Mit Aquarellfarben den Glanz des Wassers einfangen
Jeder braucht ihn, diesen Raum ganz für sich allein. Diese Art innerer Einkehr, ungesehen und unkommentiert von irgendjemand. Einzig tolerierte, ja willkommene Freunde sind die Wildgänse, Rehe, Igel, Wolkengebilde, Tautropfenmelodien und das Wassergemurmel der Flüsse. Der Blick aufs Wasser lässt uns zur Ruhe kommen. Er entspannt unser aufgewühltes Gemüt. Die Natur lässt uns ganz so sein, wie wir sind – ohne Verbesserung oder Verstellung. Als Teil von ihr erkennen wir uns selbst in Blatt und Blume. Wie schön wäre es, diesen Zauber des Wassers auf Aquarellpapier bannen zu können. Wagen wir uns dran, ans Wasser malen?

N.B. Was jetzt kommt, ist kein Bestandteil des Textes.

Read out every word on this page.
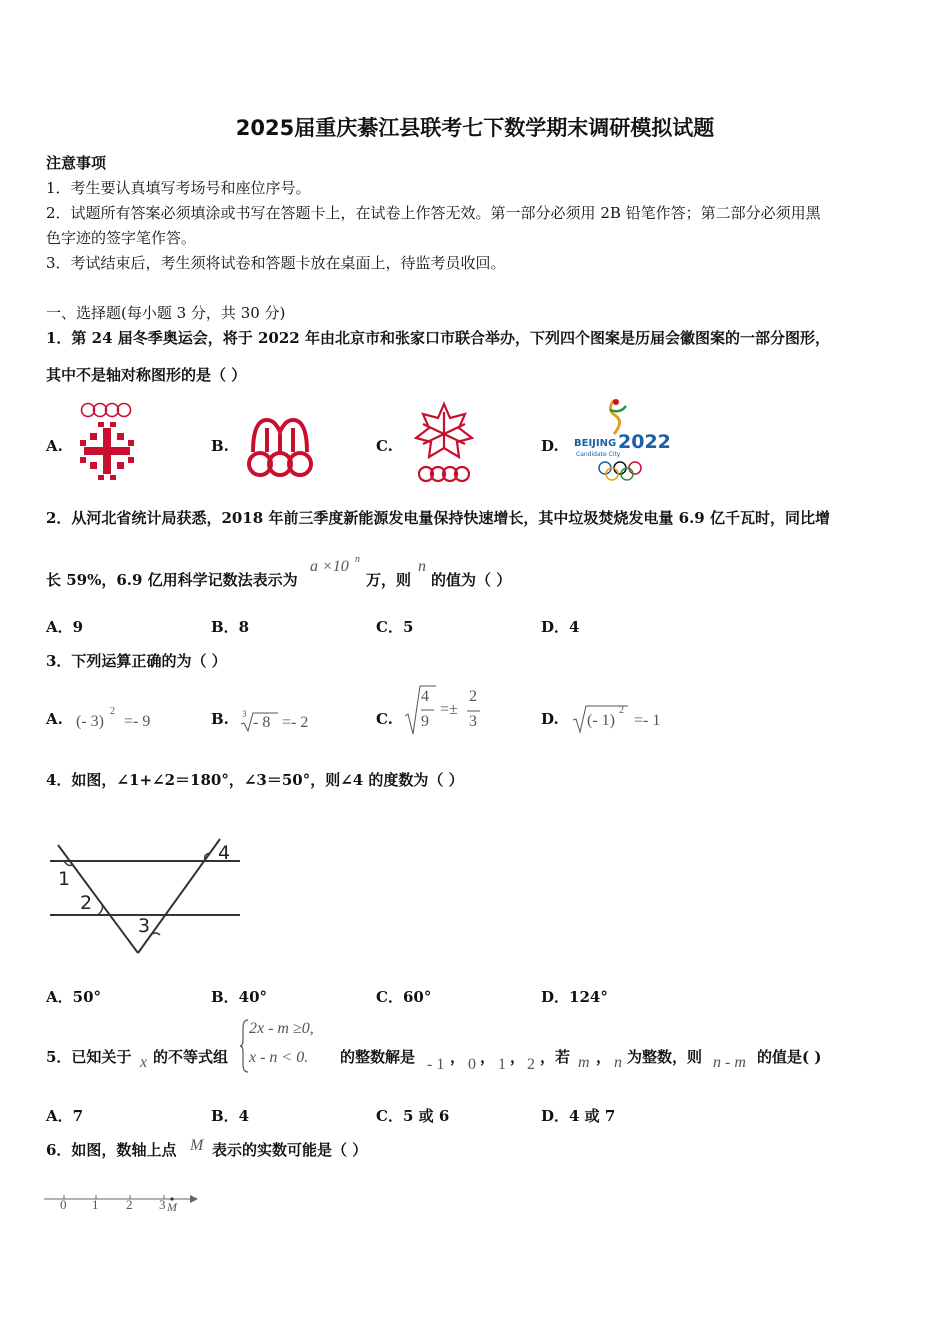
2025届重庆綦江县联考七下数学期末调研模拟试题
注意事项
1．考生要认真填写考场号和座位序号。
2．试题所有答案必须填涂或书写在答题卡上，在试卷上作答无效。第一部分必须用 2B 铅笔作答；第二部分必须用黑
色字迹的签字笔作答。
3．考试结束后，考生须将试卷和答题卡放在桌面上，待监考员收回。
一、选择题(每小题 3 分，共 30 分)
1．第 24 届冬季奥运会，将于 2022 年由北京市和张家口市联合举办，下列四个图案是历届会徽图案的一部分图形，
其中不是轴对称图形的是（ ）
A.	B.	C.	D. BEIJING 2022
Candidate City
2．从河北省统计局获悉，2018 年前三季度新能源发电量保持快速增长，其中垃圾焚烧发电量 6.9 亿千瓦时，同比增
长 59%，6.9 亿用科学记数法表示为
a ×10 n
万，则
n
的值为（ ）
A．9	B．8	C．5	D．4
3．下列运算正确的为（ ）
A. (- 3)
2
=- 9	B. 3 - 8 =- 2	C.
4
9
=±
2
3	D. (- 1)
2
=- 1
4．如图，∠1+∠2＝180°，∠3＝50°，则∠4 的度数为（ ）
1
2
3
4
A．50°	B．40°	C．60°	D．124°
5．已知关于 x 的不等式组
2x - m ≥0,
x - n < 0. 的整数解是 - 1 ， 0 ， 1 ， 2 ，若 m ， n 为整数，则 n - m 的值是( )
A．7	B．4	C．5 或 6	D．4 或 7
6．如图，数轴上点 M 表示的实数可能是（ ）
0 1 2 3 M
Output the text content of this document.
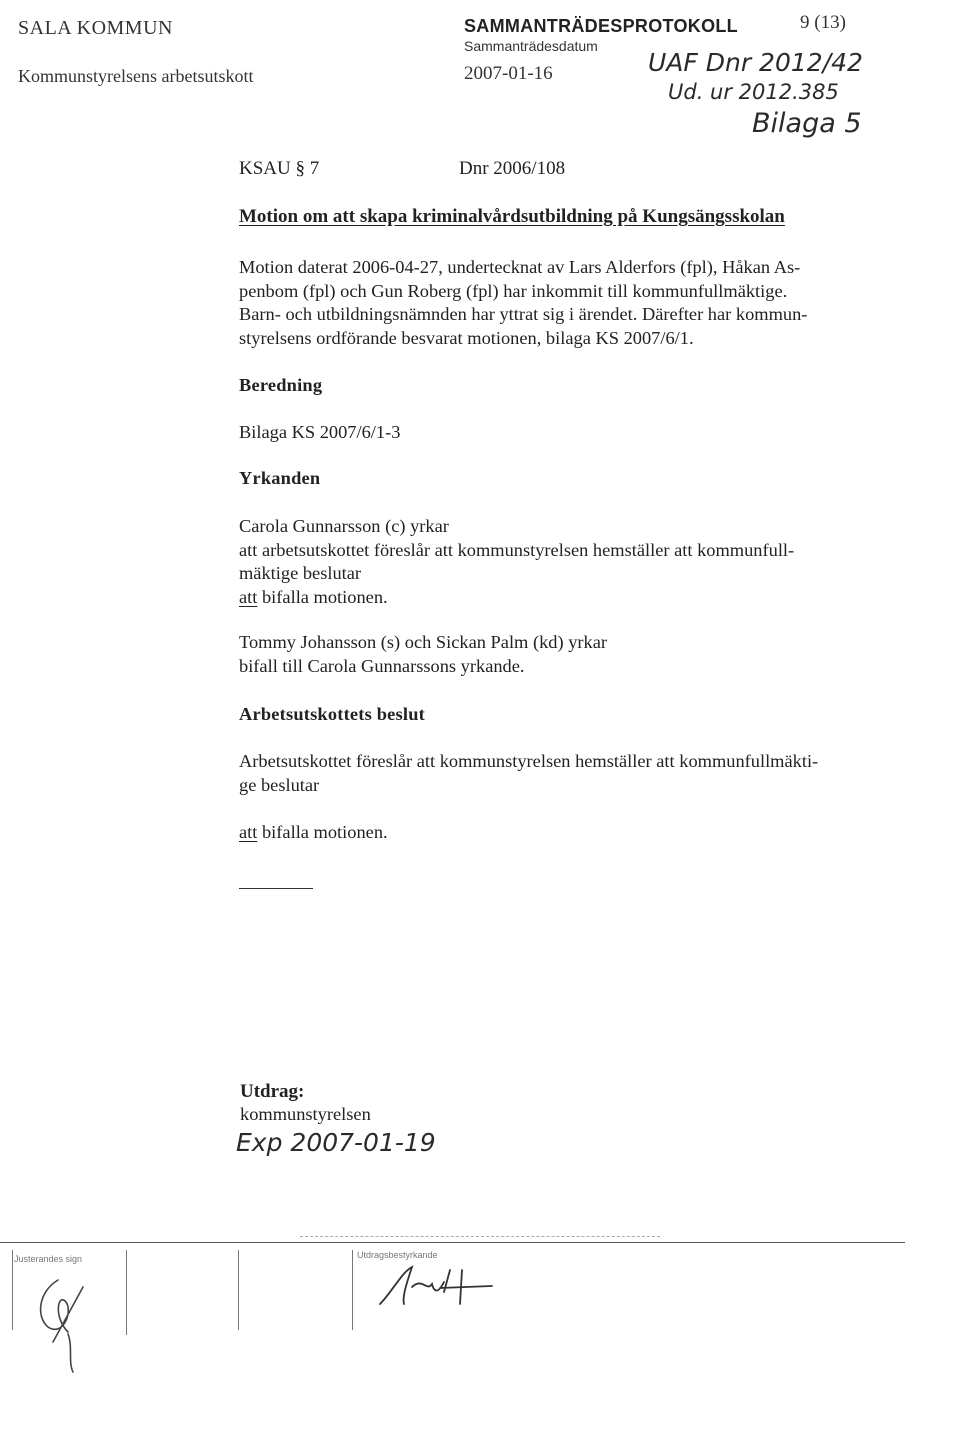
SALA KOMMUN
Kommunstyrelsens arbetsutskott
SAMMANTRÄDESPROTOKOLL
Sammanträdesdatum
2007-01-16
9 (13)
UAF Dnr 2012/42
Ud. ur 2012.385
Bilaga 5
KSAU § 7	Dnr 2006/108
Motion om att skapa kriminalvårdsutbildning på Kungsängsskolan
Motion daterat 2006-04-27, undertecknat av Lars Alderfors (fpl), Håkan As-
penbom (fpl) och Gun Roberg (fpl) har inkommit till kommunfullmäktige.
Barn- och utbildningsnämnden har yttrat sig i ärendet. Därefter har kommun-
styrelsens ordförande besvarat motionen, bilaga KS 2007/6/1.
Beredning
Bilaga KS 2007/6/1-3
Yrkanden
Carola Gunnarsson (c) yrkar
att arbetsutskottet föreslår att kommunstyrelsen hemställer att kommunfull-
mäktige beslutar
att bifalla motionen.
Tommy Johansson (s) och Sickan Palm (kd) yrkar
bifall till Carola Gunnarssons yrkande.
Arbetsutskottets beslut
Arbetsutskottet föreslår att kommunstyrelsen hemställer att kommunfullmäkti-
ge beslutar
att bifalla motionen.
Utdrag:
kommunstyrelsen
Exp 2007-01-19
Justerandes sign	Utdragsbestyrkande
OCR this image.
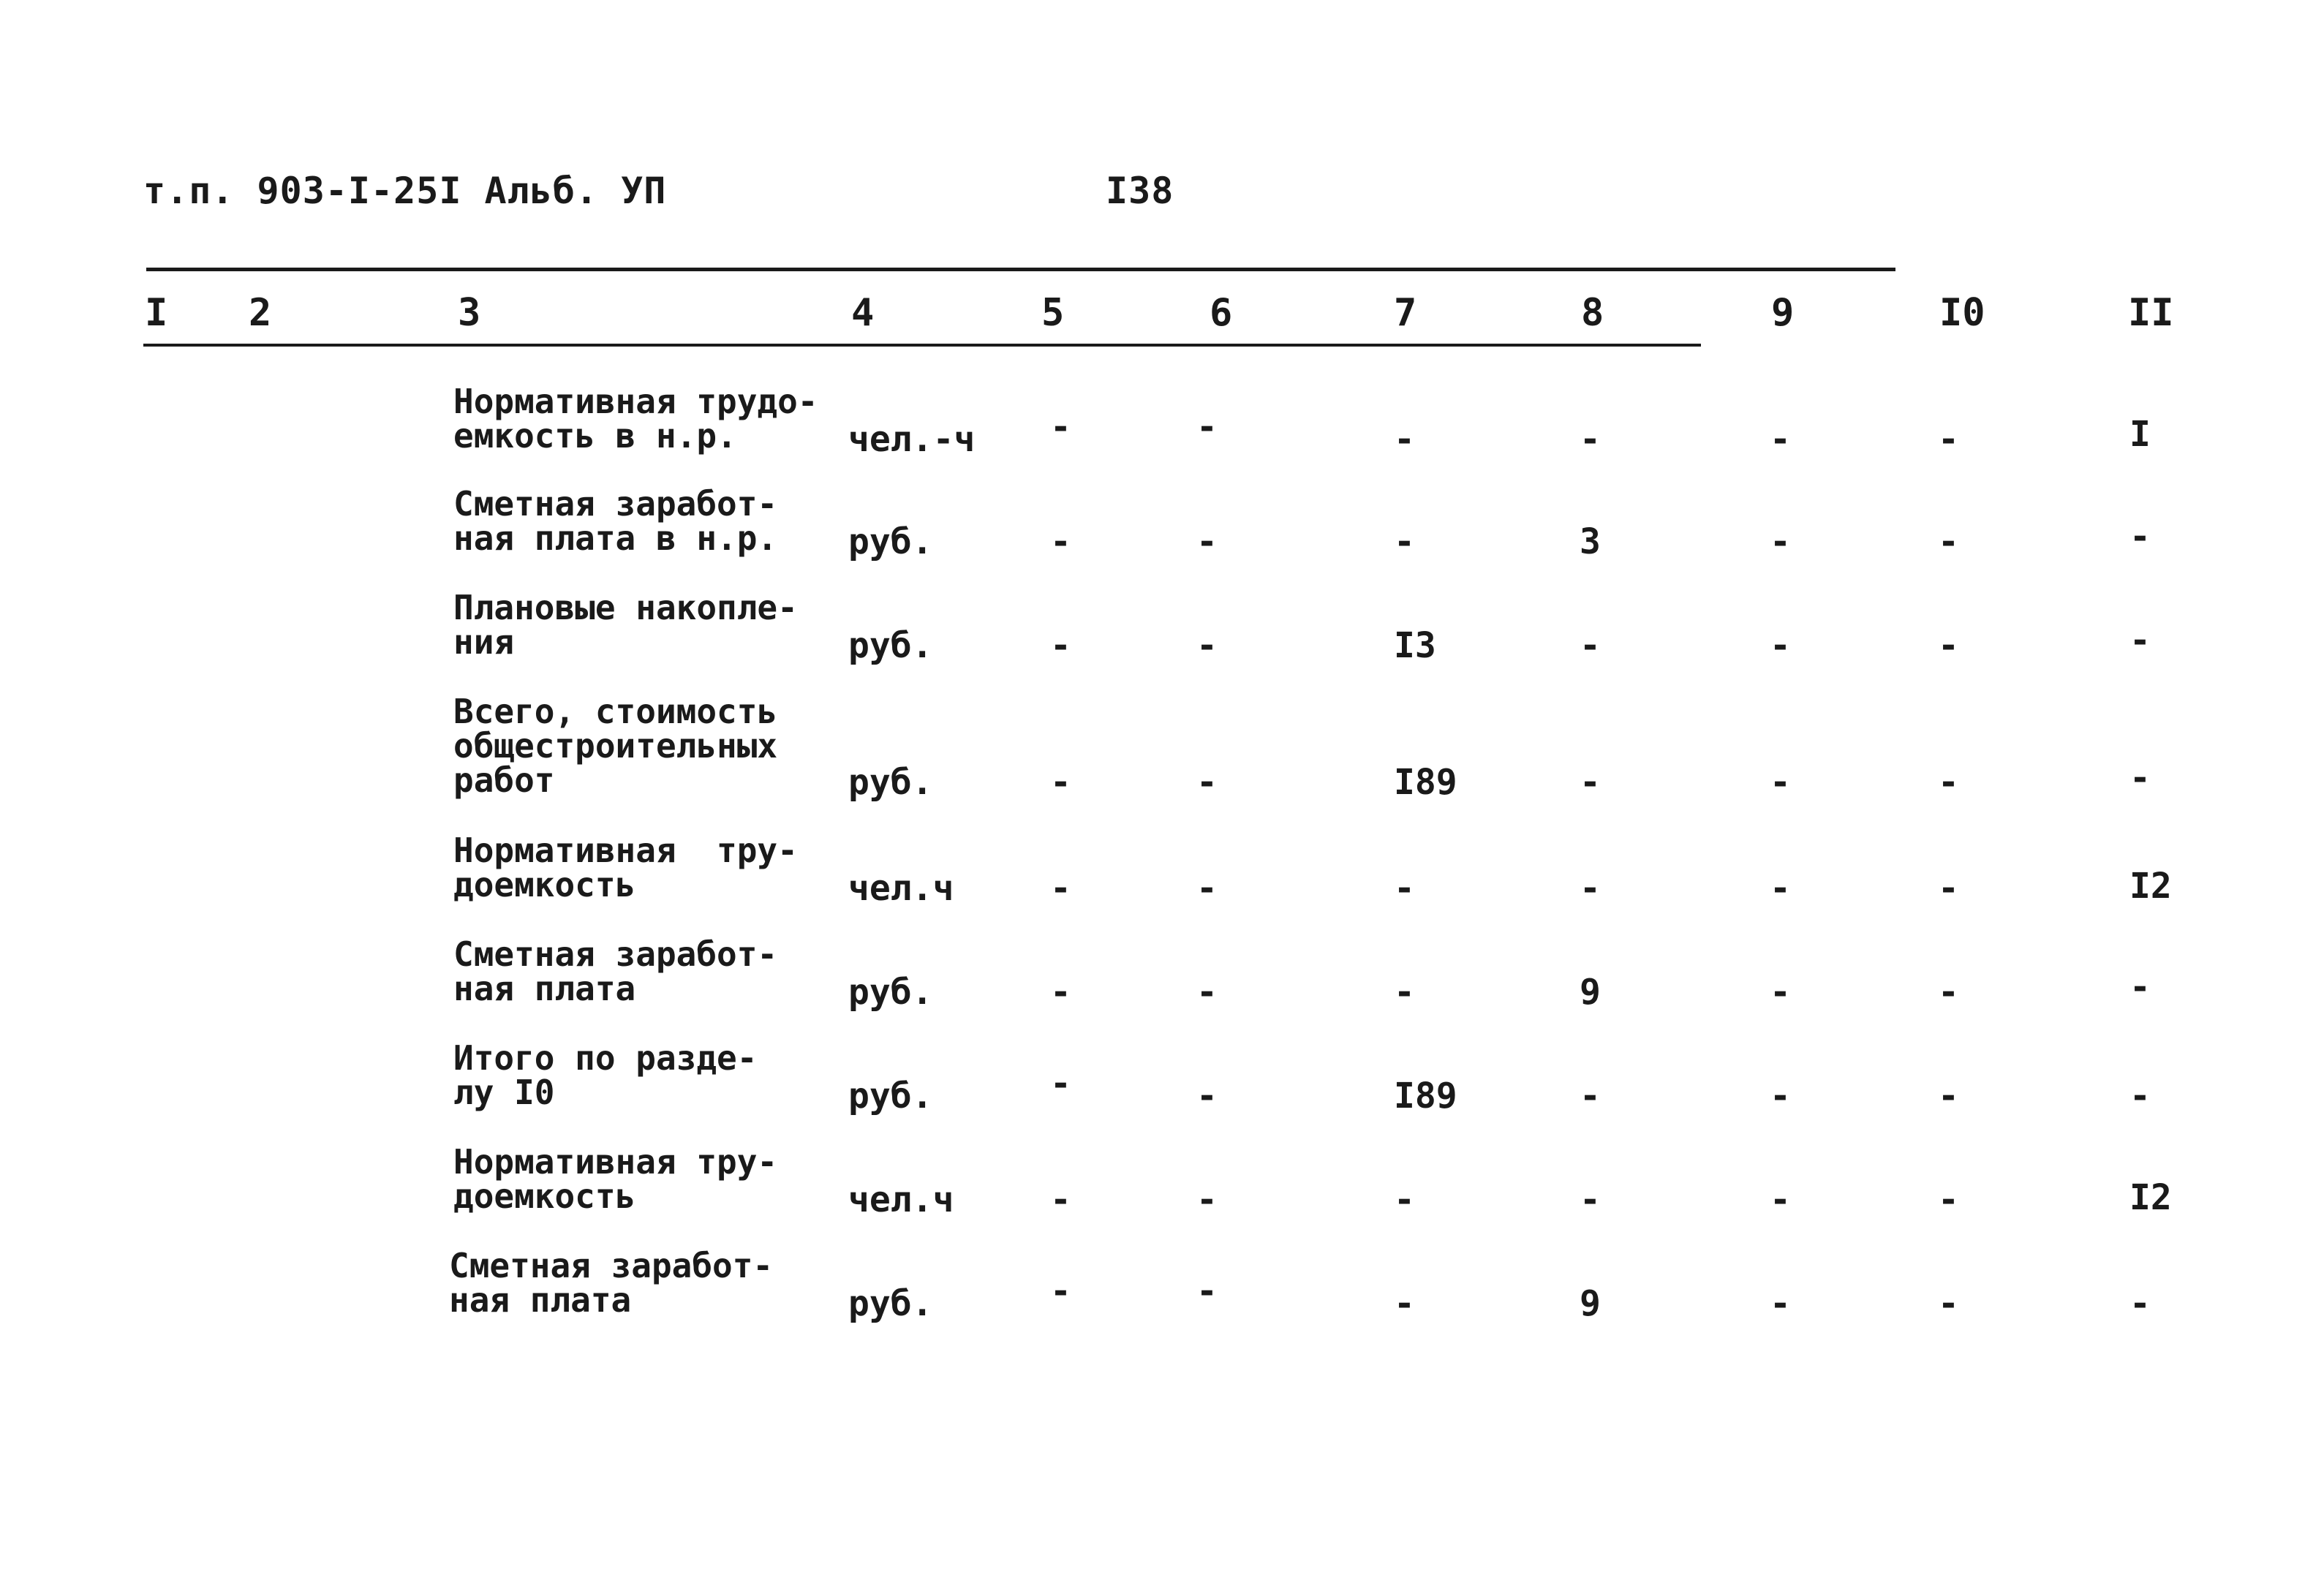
т.п. 903-I-25I Альб. УП	I38
I 2	3	4	5	6	7	8	9	I0	II
Нормативная трудо-
емкость в н.р.	чел.-ч -	-	-	-	-	-	I
Сметная заработ-
ная плата в н.р.	руб.	-	-	-	3	-	-	-
Плановые накопле-
ния	руб.	-	-	I3	-	-	-	-
Всего, стоимость
общестроительных
работ	руб.	-	-	I89	-	-	-	-
Нормативная  тру-
доемкость	чел.ч	-	-	-	-	-	-	I2
Сметная заработ-
ная плата	руб.	-	-	-	9	-	-	-
Итого по разде-
лу I0	руб.	-	-	I89	-	-	-	-
Нормативная тру-
доемкость	чел.ч	-	-	-	-	-	-	I2
Сметная заработ-
ная плата	руб.	-	-	-	9	-	-	-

Was hat Staunen mit Wasser malen zu tun?
Noch bevor Du den Pinsel in die Hand nimmst, rate ich Dir, wieder Staunen zu lernen. Man verbindet diesen Begriff immer mit Kindern. Die Verzückung ist ihnen geradezu in die Wiege gelegt. Weil sie sich die Zeit zugestehen, die Dinge durchdringend anzusehen. Im Zeitlupentempo und voller Hingabe. Sie sind immer in der Zeit, gegenwärtig, ganz da. Das Wort Staunen kommt von Starren, also hat mit einem Anschauen von langer Dauer zu tun. Du siehst, das impliziert ein Innehalten, ein Zeit-Anhalten, ein Zur-Ruhe-Kommen. Anders wird’s nicht gehen, beim besten Willen nicht. Und dann, wenn Du genug gestaunt hast, schnapp Dir Deinen Pinsel und fang an, Dein Aquarell zu malen. Langsam, fokussiert und gelassen. Die beste Basis für gelungene Bilder! 😉
Das kindliche Staunen versorgt uns mit purer Lebensfreude
(und besseren Bildern!)
Jetzt geht’s aber los: die Schritt-Anleitung zum Wasser malen
Zur Vorbereitung: Du brauchst eigentlich nur fünf Aquarell-Farben, um dieses Aquarellbild zu malen.
- Chinacridon Purpur (ein sehr farbintensives Violett),
- Siena gebrannt (ein mittleres Braun)
- Lasurorange
- Indischgelb (ein kräftiges, klares Gelb)
- Ultramarinblau
Mische Dir die Farben in kleinen Näpfchen an, denn Du wirst zum Gießen der Aquarellfarbe aufs Blatt soviel davon verbrauchen, dass Dir der gewohnte Aquarellkasten mit den Mininäpfchen keinen guten Dienst erweisen wird. Besorge Dir unbedingt Aquarellfarben in der Tube. Diese haben die gleiche Qualität wie die Näpfchenfarbe, du kannst aber eine viel größere Menge auf einmal in die kleinen Schälchen drücken, um sie mit Wasser zu vermischen. Zum Abmischen wären aber über diese 5 Farben hinaus noch von Vorteil: Neutraltinte, eine wunderbare Möglichkeit, Farben abzudunkeln, ohne krasses Schwarz verwenden zu müssen. Vandyckbraun, ein grünstichiges Dunkelbraun. Paynesgrau, ein sehr warmes und dunkles Grau. Ultramarinblau für die Wasserfläche. Ich würde Dir raten, anfangs nur ein paar Aquarellfarbtuben zu kaufen und dann nach und nach zu erweitern. Das ist billiger und individueller.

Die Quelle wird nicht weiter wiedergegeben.